The structure of the American political landscape is such that the president is the head of his or her party. This is true in both a literal and symbolic capacity. Obviously, the president is the chief executive, meaning he not only commands the greatest degree of functional power, but he also is the most visible and identifiable member of the party. This makes him a figurehead; his conduct and policies shape how the polity perceives the broader party.
That is why character matters. And that is why politicians scramble to disavow rogue politicians whose character and positions go at odds with the party platform, as is now occurring with the ever-growing list of GOP figures who have recanted their faith in Donald Trump’s presidential fitness.
Regardless of the histrionics spouted by over-agitated pundits bent on advancing the conspiracy theory that the GOP is undermining anti-establishment Trump in order to bolster their power as an opposition party under Clinton, this is not a personal vendetta against Trump. This view assumes party can’t be damaged by its own members, when this is obviously not the case.

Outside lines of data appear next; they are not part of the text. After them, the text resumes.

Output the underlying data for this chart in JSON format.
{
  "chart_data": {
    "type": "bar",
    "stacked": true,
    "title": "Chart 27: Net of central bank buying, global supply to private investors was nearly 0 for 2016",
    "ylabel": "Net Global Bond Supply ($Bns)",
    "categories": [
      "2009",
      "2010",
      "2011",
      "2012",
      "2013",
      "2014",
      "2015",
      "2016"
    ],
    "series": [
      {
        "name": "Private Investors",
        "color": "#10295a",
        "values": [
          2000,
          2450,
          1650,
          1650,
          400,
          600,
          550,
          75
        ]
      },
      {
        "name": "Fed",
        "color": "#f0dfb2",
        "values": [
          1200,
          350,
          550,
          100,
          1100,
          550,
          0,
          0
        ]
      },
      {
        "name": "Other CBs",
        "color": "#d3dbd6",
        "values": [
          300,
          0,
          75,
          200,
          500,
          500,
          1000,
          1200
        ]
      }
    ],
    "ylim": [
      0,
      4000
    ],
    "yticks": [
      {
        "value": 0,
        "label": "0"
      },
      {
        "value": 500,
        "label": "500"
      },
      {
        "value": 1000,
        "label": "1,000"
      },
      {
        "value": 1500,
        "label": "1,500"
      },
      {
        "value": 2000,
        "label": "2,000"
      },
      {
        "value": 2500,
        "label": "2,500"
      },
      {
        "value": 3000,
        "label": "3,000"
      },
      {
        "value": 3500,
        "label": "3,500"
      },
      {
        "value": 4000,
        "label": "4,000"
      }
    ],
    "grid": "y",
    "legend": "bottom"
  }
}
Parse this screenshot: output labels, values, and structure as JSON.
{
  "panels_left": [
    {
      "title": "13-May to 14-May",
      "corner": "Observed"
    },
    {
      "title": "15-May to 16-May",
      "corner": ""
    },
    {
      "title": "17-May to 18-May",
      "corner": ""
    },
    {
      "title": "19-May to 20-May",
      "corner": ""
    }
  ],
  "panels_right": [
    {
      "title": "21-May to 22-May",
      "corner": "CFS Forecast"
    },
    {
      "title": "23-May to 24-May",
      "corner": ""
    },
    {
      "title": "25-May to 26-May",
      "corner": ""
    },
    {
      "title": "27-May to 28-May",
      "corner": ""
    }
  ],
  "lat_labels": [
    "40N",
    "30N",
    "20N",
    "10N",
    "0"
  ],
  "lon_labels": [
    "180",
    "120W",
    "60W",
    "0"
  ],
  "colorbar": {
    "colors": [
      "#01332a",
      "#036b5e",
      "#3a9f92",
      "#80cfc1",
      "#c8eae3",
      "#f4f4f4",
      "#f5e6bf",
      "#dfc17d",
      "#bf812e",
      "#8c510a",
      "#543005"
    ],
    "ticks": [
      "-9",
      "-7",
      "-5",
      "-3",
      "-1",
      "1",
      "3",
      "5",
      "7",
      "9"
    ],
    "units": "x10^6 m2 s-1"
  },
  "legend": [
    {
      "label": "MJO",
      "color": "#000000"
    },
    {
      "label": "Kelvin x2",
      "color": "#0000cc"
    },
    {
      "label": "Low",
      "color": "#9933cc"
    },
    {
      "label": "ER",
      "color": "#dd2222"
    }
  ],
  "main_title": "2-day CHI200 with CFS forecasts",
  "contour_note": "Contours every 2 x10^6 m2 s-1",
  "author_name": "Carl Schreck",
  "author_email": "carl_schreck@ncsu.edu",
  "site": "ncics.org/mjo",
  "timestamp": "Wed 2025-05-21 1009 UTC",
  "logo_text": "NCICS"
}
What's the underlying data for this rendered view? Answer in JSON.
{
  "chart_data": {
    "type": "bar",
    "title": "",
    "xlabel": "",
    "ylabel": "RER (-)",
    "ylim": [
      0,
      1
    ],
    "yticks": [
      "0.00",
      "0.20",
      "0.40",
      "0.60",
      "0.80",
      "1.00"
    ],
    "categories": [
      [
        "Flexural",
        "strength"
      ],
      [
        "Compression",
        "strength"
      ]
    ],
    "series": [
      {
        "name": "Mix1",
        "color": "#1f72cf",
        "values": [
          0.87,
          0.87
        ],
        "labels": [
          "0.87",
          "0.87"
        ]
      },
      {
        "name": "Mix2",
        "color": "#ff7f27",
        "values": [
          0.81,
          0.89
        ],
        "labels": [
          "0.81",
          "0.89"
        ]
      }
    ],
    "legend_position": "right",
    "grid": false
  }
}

Is it feckless for GOP members to suddenly find a moral backbone just when votes are on the line? Yes. However, a lot of the figures who are now calling on Trump to step down also told the anti-Trump right which was still campaigning against him even after it appeared he would secure the nomination to sit down and shut up because they were undermining the party’s unity and chance of winning in the general.
The party elite ignored Trump’s flaws as a matter of expediency because, at the time, his inexplicable surge seemed likely to carry them all the way to victory in the general. Then, just as now, it was a matter of fulfilling the most fundamental of human urges—survive.
12 years of consecutive rule by one party begins to feel like a dynasty. It is important to remember that control of the presidency includes the ability to exert power not just over the executive agencies but over the sprawling regulatory state.
The GOP may have Congress, but there’s a lot more latitude in how concretely power is held and exercised here. They are still the opposition party, forced in a position of coalition-building if they want to advance a legislative agenda. And the balance of Congress is less insulated from swellings of populist passion and anger, as the Tea Party wave elections of 2010 and 2014 demonstrate. That power also doesn’t translate as easily to real-world influence, as the impotence of Congress in the wake of executive power and its own in-fighting demonstrate.
The bottom line is this: the GOP has a vested interest in its own survival. However, that survival is not independent of the broader political climate. It is embedded within a political culture that associates, rightly or wrongly, the presidential temperament with the party at large, which impacts down ballot races, even at the state level.
Fear of backlash from constituents who are voting for government officials and ballot initiatives at local, state and federal levels are the reason the GOP is denouncing Trump.